The scenes can be viewed with commentary from director Cassavetes and writer Kearns. Both provided a lot of good information. They directly covered the reasons for the changes, and they added some nice production notes about the segments. Their statements added a lot to this segment of the package.
A few minor pieces round out the DVD. In addition to the film’s Theatrical Trailer - presented anamorphic 1.85:1 with Dolby Digital 5.1 sound - we get the Original Theatrical Press Kit. This includes three domains. “The Production” features stillframes with a lot of good, detailed text about the film. “The Cast” offers entries on actors Denzel Washington, Robert Duvall, James Woods, Anne Heche, Ray Liotta, Kimberly Elise, Eddie Griffin, Shawn Hatosy, and Daniel E. Smith. “The Filmmakers” adds listings for director Nick Cassavetes, producers Mark Burg and Oren Koules, executive producer Avram Butch Kaplan, screenwriter James Kearns, director of photography Rogier Stoffers, production designer Stefania Cella, costume designer Beatrix Aruna Pasztor, editor Dede Allen, and composer Aaron Zigman. For the most part, “The Cast” and “The Filmmakers” consist of annotated filmographies; a few deeper details appear, but not many.
In addition to all of this, John Q. adds some DVD-ROM materials. “Script to Screen” lets you read the original script while you watch the movie; the video runs in a small screen on the left as the text displays on the right half of the screen. We get a link to the movie’s “Original Website”. This packs the whole site onto the DVD, which makes it nicely easy to access.

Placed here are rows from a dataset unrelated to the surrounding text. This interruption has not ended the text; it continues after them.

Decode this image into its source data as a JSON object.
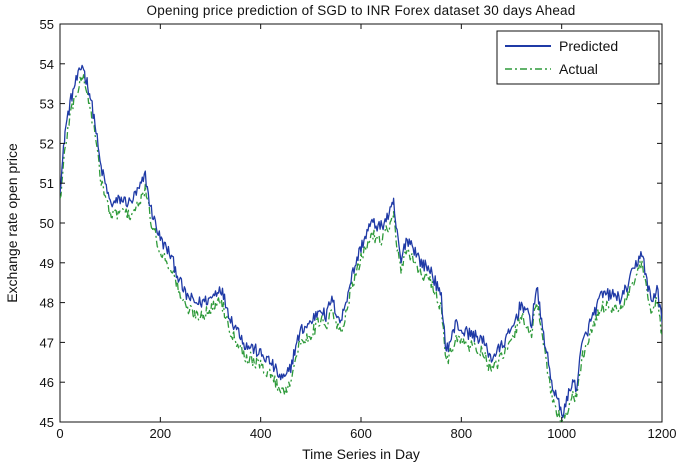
{
  "chart_data": {
    "type": "line",
    "title": "Opening price prediction of SGD to INR Forex dataset 30 days Ahead",
    "xlabel": "Time Series in Day",
    "ylabel": "Exchange rate open price",
    "xlim": [
      0,
      1200
    ],
    "ylim": [
      45,
      55
    ],
    "xticks": [
      0,
      200,
      400,
      600,
      800,
      1000,
      1200
    ],
    "yticks": [
      45,
      46,
      47,
      48,
      49,
      50,
      51,
      52,
      53,
      54,
      55
    ],
    "grid": false,
    "legend_position": "top-right",
    "colors": {
      "predicted": "#1f3aa6",
      "actual": "#2e9a3a"
    },
    "series": [
      {
        "name": "Predicted",
        "style": "solid",
        "x": [
          0,
          5,
          10,
          20,
          30,
          40,
          45,
          50,
          55,
          60,
          70,
          80,
          90,
          100,
          110,
          120,
          140,
          160,
          170,
          180,
          190,
          200,
          220,
          240,
          250,
          260,
          270,
          280,
          300,
          320,
          340,
          360,
          370,
          380,
          400,
          420,
          440,
          450,
          460,
          470,
          480,
          500,
          520,
          530,
          540,
          560,
          580,
          600,
          620,
          640,
          660,
          665,
          670,
          680,
          690,
          700,
          720,
          740,
          760,
          770,
          780,
          790,
          800,
          820,
          840,
          860,
          880,
          900,
          920,
          940,
          950,
          960,
          980,
          990,
          1000,
          1010,
          1020,
          1030,
          1040,
          1060,
          1080,
          1100,
          1120,
          1140,
          1160,
          1170,
          1180,
          1190,
          1200
        ],
        "values": [
          50.9,
          51.5,
          52.3,
          53.0,
          53.5,
          53.8,
          54.0,
          53.7,
          53.5,
          53.2,
          52.5,
          51.5,
          51.0,
          50.5,
          50.5,
          50.6,
          50.5,
          50.9,
          51.2,
          50.4,
          50.0,
          49.6,
          49.2,
          48.5,
          48.2,
          48.1,
          48.0,
          48.0,
          48.1,
          48.4,
          47.6,
          47.2,
          46.9,
          46.9,
          46.7,
          46.5,
          46.1,
          46.1,
          46.4,
          46.9,
          47.3,
          47.5,
          47.9,
          47.6,
          48.1,
          47.5,
          48.6,
          49.4,
          50.0,
          49.9,
          50.3,
          50.5,
          49.9,
          49.0,
          49.6,
          49.5,
          49.0,
          48.8,
          48.1,
          46.8,
          47.1,
          47.5,
          47.3,
          47.2,
          47.1,
          46.6,
          46.9,
          47.3,
          48.0,
          47.5,
          48.4,
          47.5,
          46.0,
          45.6,
          45.2,
          45.5,
          46.0,
          45.9,
          46.9,
          47.6,
          48.2,
          48.2,
          48.1,
          48.7,
          49.3,
          48.5,
          48.0,
          48.4,
          47.5
        ]
      },
      {
        "name": "Actual",
        "style": "dash-dot",
        "x": [
          0,
          5,
          10,
          20,
          30,
          40,
          45,
          50,
          55,
          60,
          70,
          80,
          90,
          100,
          110,
          120,
          140,
          160,
          170,
          180,
          190,
          200,
          220,
          240,
          250,
          260,
          270,
          280,
          300,
          320,
          340,
          360,
          370,
          380,
          400,
          420,
          440,
          450,
          460,
          470,
          480,
          500,
          520,
          530,
          540,
          560,
          580,
          600,
          620,
          640,
          660,
          665,
          670,
          680,
          690,
          700,
          720,
          740,
          760,
          770,
          780,
          790,
          800,
          820,
          840,
          860,
          880,
          900,
          920,
          940,
          950,
          960,
          980,
          990,
          1000,
          1010,
          1020,
          1030,
          1040,
          1060,
          1080,
          1100,
          1120,
          1140,
          1160,
          1170,
          1180,
          1190,
          1200
        ],
        "values": [
          50.6,
          51.1,
          51.9,
          52.7,
          53.2,
          53.5,
          53.7,
          53.5,
          53.2,
          52.9,
          52.2,
          51.2,
          50.7,
          50.2,
          50.2,
          50.3,
          50.2,
          50.5,
          50.9,
          50.1,
          49.7,
          49.3,
          48.9,
          48.2,
          47.9,
          47.8,
          47.7,
          47.7,
          47.8,
          48.1,
          47.3,
          46.9,
          46.6,
          46.6,
          46.4,
          46.2,
          45.8,
          45.8,
          46.1,
          46.6,
          47.0,
          47.2,
          47.6,
          47.3,
          47.8,
          47.2,
          48.3,
          49.1,
          49.7,
          49.6,
          50.0,
          50.2,
          49.6,
          48.7,
          49.3,
          49.2,
          48.7,
          48.5,
          47.8,
          46.5,
          46.8,
          47.2,
          47.0,
          46.9,
          46.8,
          46.3,
          46.6,
          47.0,
          47.7,
          47.2,
          48.1,
          47.2,
          45.7,
          45.3,
          45.0,
          45.2,
          45.7,
          45.6,
          46.6,
          47.3,
          47.9,
          47.9,
          47.8,
          48.4,
          49.0,
          48.2,
          47.7,
          48.1,
          47.2
        ]
      }
    ]
  }
}
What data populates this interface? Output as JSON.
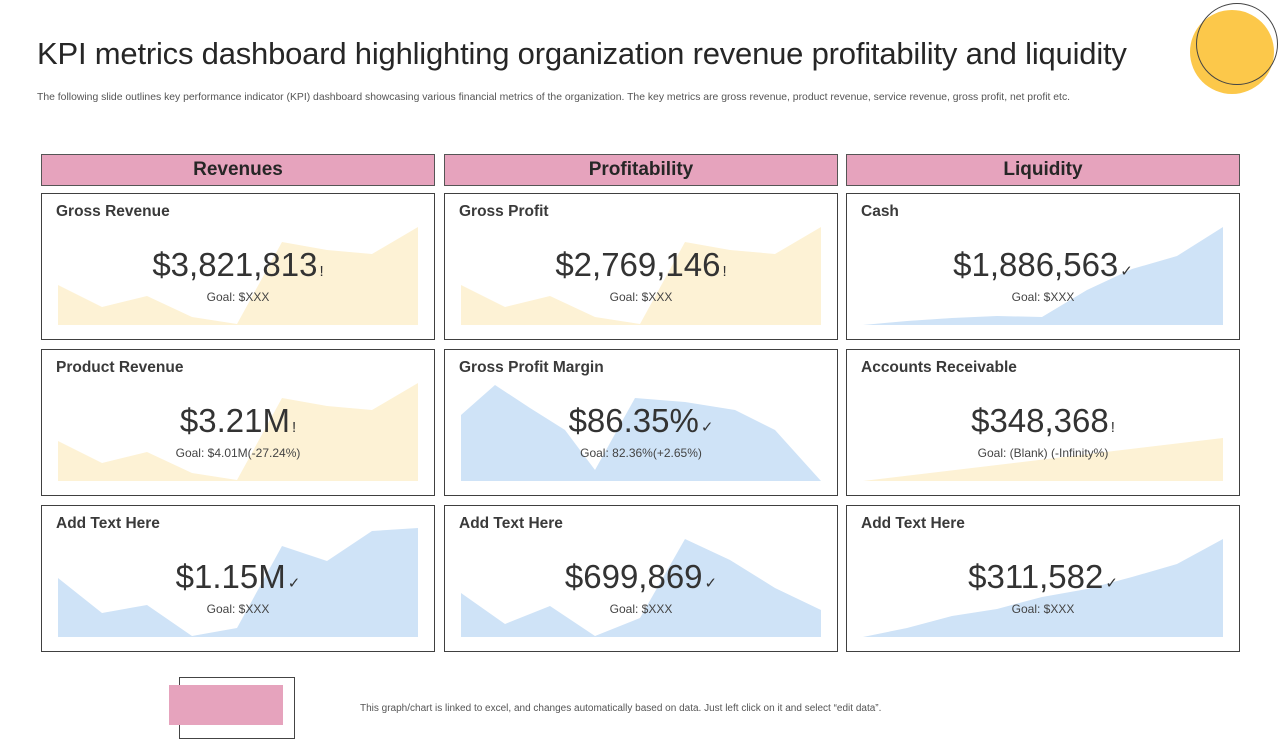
{
  "header": {
    "title": "KPI metrics dashboard highlighting organization revenue profitability and liquidity",
    "subtitle": "The following slide outlines key performance indicator (KPI) dashboard showcasing various financial metrics of the organization. The key metrics are gross revenue, product revenue, service revenue, gross profit, net profit etc."
  },
  "colors": {
    "header_pink": "#E6A3BD",
    "deco_yellow": "#FCC84A",
    "area_yellow": "#FDF2D5",
    "area_blue": "#CFE3F7"
  },
  "columns": [
    {
      "header": "Revenues",
      "cards": [
        {
          "title": "Gross Revenue",
          "value": "$3,821,813",
          "status": "!",
          "goal": "Goal: $XXX",
          "chart_color": "yellow",
          "chart": "up-left-dip"
        },
        {
          "title": "Product Revenue",
          "value": "$3.21M",
          "status": "!",
          "goal": "Goal: $4.01M(-27.24%)",
          "chart_color": "yellow",
          "chart": "up-left-dip"
        },
        {
          "title": "Add Text Here",
          "value": "$1.15M",
          "status": "✓",
          "goal": "Goal: $XXX",
          "chart_color": "blue",
          "chart": "rise-right"
        }
      ]
    },
    {
      "header": "Profitability",
      "cards": [
        {
          "title": "Gross Profit",
          "value": "$2,769,146",
          "status": "!",
          "goal": "Goal: $XXX",
          "chart_color": "yellow",
          "chart": "up-left-dip"
        },
        {
          "title": "Gross Profit Margin",
          "value": "$86.35%",
          "status": "✓",
          "goal": "Goal: 82.36%(+2.65%)",
          "chart_color": "blue",
          "chart": "hump"
        },
        {
          "title": "Add Text Here",
          "value": "$699,869",
          "status": "✓",
          "goal": "Goal: $XXX",
          "chart_color": "blue",
          "chart": "peak-mid"
        }
      ]
    },
    {
      "header": "Liquidity",
      "cards": [
        {
          "title": "Cash",
          "value": "$1,886,563",
          "status": "✓",
          "goal": "Goal: $XXX",
          "chart_color": "blue",
          "chart": "rise-late"
        },
        {
          "title": "Accounts Receivable",
          "value": "$348,368",
          "status": "!",
          "goal": "Goal: (Blank) (-Infinity%)",
          "chart_color": "yellow",
          "chart": "wedge"
        },
        {
          "title": "Add Text Here",
          "value": "$311,582",
          "status": "✓",
          "goal": "Goal: $XXX",
          "chart_color": "blue",
          "chart": "rise-steady"
        }
      ]
    }
  ],
  "footer": {
    "note": "This graph/chart is linked to excel, and changes automatically based on data. Just left click on it and select “edit data”."
  }
}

On other DVDs, the “Hot Spot” sent you to a New Line site that apparently offers revolving pieces of information and activities. When I checked it out for other discs like Dungeons And Dragons, it went to a trivia game that asked questions about a variety of New Line films. However, as I write almost a month before John Q. hits stores, the link doesn’t work; hopefully it’ll become active when the DVD officially arrives. We also find a link to the official infinifilm Website.
Often laughable, usually inane, John Q. totally wastes a solid cast and an intriguing premise. The movie feels like a very bad episode of ER as it provides a moronically simplistic and manipulative experience. The DVD offers very good picture and sound and also includes a pretty positive roster of extras. For fans of the movie, I wholeheartedly recommend this solid DVD. I think others should leave it on the shelf and spare themselves the pain.